Modify application.yml for each PD node. Example:

spring:
  application:
    name: hugegraph-pd

management:
  metrics:
    export:
      prometheus:
        enabled: true
  endpoints:
    web:
      exposure:
        include: "*"

logging:
  config: 'file:./conf/log4j2.xml'
license:
  verify-path: ./conf/verify-license.json
  license-path: ./conf/hugegraph.license
grpc:
  # cluster mode
  port: 8686 # ⚠️Local testing requires configuring different ports.
  host: 127.0.0.1 

server:
  # rest server port
  port: 8620 # ⚠️Local testing requires configuring different ports.

pd:
  # data path
  data-path: ./pd_data # ⚠️Local testing requires configuring different path.
  # Auto-scaling check cycle: Periodically check the number of partitions in each store and automatically balance the partition count.
  patrol-interval: 1800
  # Initial store list: Stores in the list are automatically activated.
  initial-store-count: 1
  # grpc IP:grpc port 
  # store config info
  initial-store-list: 127.0.0.1:8500,127.0.0.1:8501,127.0.0.1:8502

raft:
  # cluster mode
  address: 127.0.0.1:8610 # ⚠️Local testing requires configuring different ports.
  peers-list: 127.0.0.1:8610,127.0.0.1:8611,127.0.0.1:8612

store:
  # The store offline timeout.

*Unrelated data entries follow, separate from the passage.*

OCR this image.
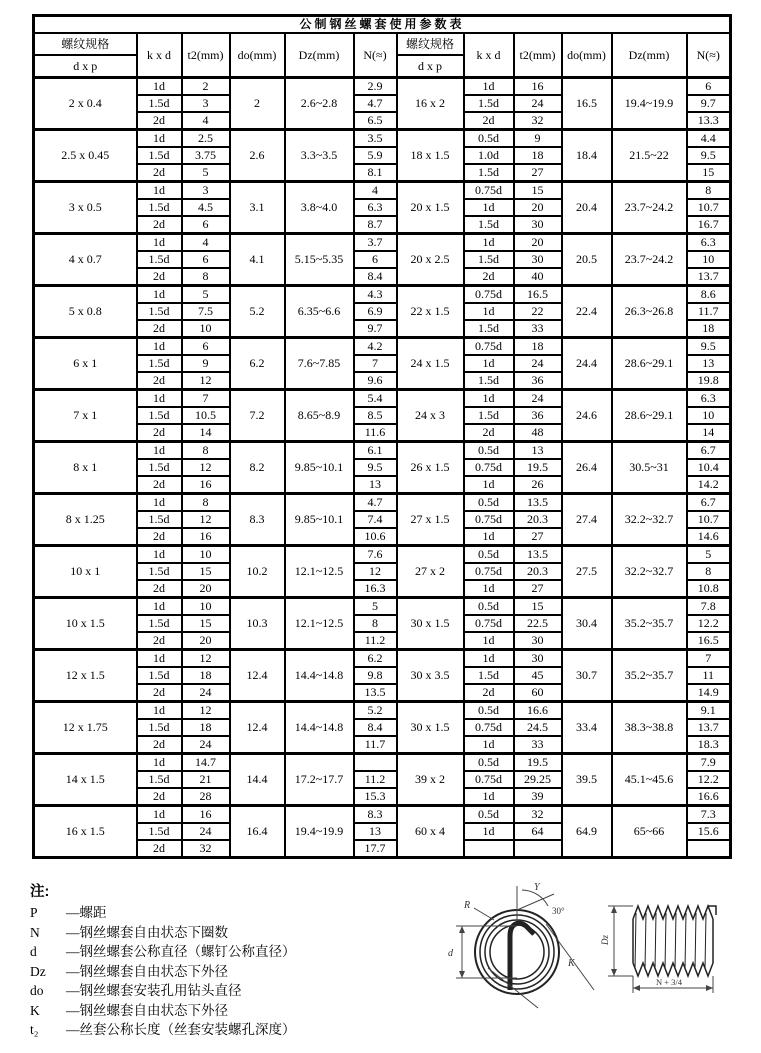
公制钢丝螺套使用参数表											
螺纹规格	k x d	t2(mm)	do(mm)	Dz(mm)	N(≈)	螺纹规格	k x d	t2(mm)	do(mm)	Dz(mm)	N(≈)
d x p						d x p					
2 x 0.4	1d	2	2	2.6~2.8	2.9	16 x 2	1d	16	16.5	19.4~19.9	6
	1.5d	3			4.7		1.5d	24			9.7
	2d	4			6.5		2d	32			13.3
2.5 x 0.45	1d	2.5	2.6	3.3~3.5	3.5	18 x 1.5	0.5d	9	18.4	21.5~22	4.4
	1.5d	3.75			5.9		1.0d	18			9.5
	2d	5			8.1		1.5d	27			15
3 x 0.5	1d	3	3.1	3.8~4.0	4	20 x 1.5	0.75d	15	20.4	23.7~24.2	8
	1.5d	4.5			6.3		1d	20			10.7
	2d	6			8.7		1.5d	30			16.7
4 x 0.7	1d	4	4.1	5.15~5.35	3.7	20 x 2.5	1d	20	20.5	23.7~24.2	6.3
	1.5d	6			6		1.5d	30			10
	2d	8			8.4		2d	40			13.7
5 x 0.8	1d	5	5.2	6.35~6.6	4.3	22 x 1.5	0.75d	16.5	22.4	26.3~26.8	8.6
	1.5d	7.5			6.9		1d	22			11.7
	2d	10			9.7		1.5d	33			18
6 x 1	1d	6	6.2	7.6~7.85	4.2	24 x 1.5	0.75d	18	24.4	28.6~29.1	9.5
	1.5d	9			7		1d	24			13
	2d	12			9.6		1.5d	36			19.8
7 x 1	1d	7	7.2	8.65~8.9	5.4	24 x 3	1d	24	24.6	28.6~29.1	6.3
	1.5d	10.5			8.5		1.5d	36			10
	2d	14			11.6		2d	48			14
8 x 1	1d	8	8.2	9.85~10.1	6.1	26 x 1.5	0.5d	13	26.4	30.5~31	6.7
	1.5d	12			9.5		0.75d	19.5			10.4
	2d	16			13		1d	26			14.2
8 x 1.25	1d	8	8.3	9.85~10.1	4.7	27 x 1.5	0.5d	13.5	27.4	32.2~32.7	6.7
	1.5d	12			7.4		0.75d	20.3			10.7
	2d	16			10.6		1d	27			14.6
10 x 1	1d	10	10.2	12.1~12.5	7.6	27 x 2	0.5d	13.5	27.5	32.2~32.7	5
	1.5d	15			12		0.75d	20.3			8
	2d	20			16.3		1d	27			10.8
10 x 1.5	1d	10	10.3	12.1~12.5	5	30 x 1.5	0.5d	15	30.4	35.2~35.7	7.8
	1.5d	15			8		0.75d	22.5			12.2
	2d	20			11.2		1d	30			16.5
12 x 1.5	1d	12	12.4	14.4~14.8	6.2	30 x 3.5	1d	30	30.7	35.2~35.7	7
	1.5d	18			9.8		1.5d	45			11
	2d	24			13.5		2d	60			14.9
12 x 1.75	1d	12	12.4	14.4~14.8	5.2	30 x 1.5	0.5d	16.6	33.4	38.3~38.8	9.1
	1.5d	18			8.4		0.75d	24.5			13.7
	2d	24			11.7		1d	33			18.3
14 x 1.5	1d	14.7	14.4	17.2~17.7		39 x 2	0.5d	19.5	39.5	45.1~45.6	7.9
	1.5d	21			11.2		0.75d	29.25			12.2
	2d	28			15.3		1d	39			16.6
16 x 1.5	1d	16	16.4	19.4~19.9	8.3	60 x 4	0.5d	32	64.9	65~66	7.3
	1.5d	24			13		1d	64			15.6
	2d	32			17.7						
注:
P	—螺距
N	—钢丝螺套自由状态下圈数
d	—钢丝螺套公称直径（螺钉公称直径）
Dz	—钢丝螺套自由状态下外径
do	—钢丝螺套安装孔用钻头直径
K	—钢丝螺套自由状态下外径
t₂	—丝套公称长度（丝套安装螺孔深度）
R
Y
30°
d
K
Dz
N + 3/4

If the store is unavailable for longer than this time, it is considered permanently unavailable, and replicas will be allocated to other machines. The unit is seconds
  max-down-time: 172800
  # Enable store monitoring data storage
  monitor_data_enabled: true
  # Monitoring data interval,minute (default), hour, second
  # default: 1 min * 1 day = 1440
  monitor_data_interval: 1 minute
  # Monitoring data retention period 1 day; day, month, year
  monitor_data_retention: 1 day
  initial-store-count: 1

partition:
  # Default number of replicas per partition
  default-shard-count: 1
  # Default maximum number of replicas per machine, initial number of partitions = store-max-shard-count * store-number / default-shard-count
  store-max-shard-count: 12

[Download multi-pd.zip](https://github.com/hugegraph/hugegraph/releases/download/pd-store-tmp/multi-pd.zip) for full PD node configuration files.

Store Configuration

Modify application.yml for each Store node. Example:

pdserver:
  # PD service address, multiple PD addresses separated by commas ⚠️ Configure the RPC port for PD.
  address: 127.0.0.1:8686,127.0.0.1:8687,127.0.0.1:8688

management:
  metrics:
    export:
      prometheus:
        enabled: true
  endpoints:
    web:
      exposure:
        include: "*"

grpc:
  host: 127.0.0.1
  port: 8500 # ⚠️Local testing requires configuring different ports.
  netty-server:
    max-inbound-message-size: 1000MB
raft:
  disruptorBufferSize: 1024
  address: 127.0.0.1:8510 # ⚠️Local testing requires configuring different ports.
  max-log-file-size: 600000000000
  snapshotInterval: 1800
server:
  port: 8520 # ⚠️Local testing requires configuring different ports.

app:
  # Storage path: Supports multiple paths, separated by commas.
  data-path: ./storage # ⚠️Local testing requires configuring different path.
  #raft-path: ./storage

spring:
  application:
    name: store-node-grpc-server
  profiles:
    active: default
    include: pd

logging:
  config: 'file:./conf/log4j2.xml'
  level:
    root: info

[Download multi-store.zip] for full Store node configuration files.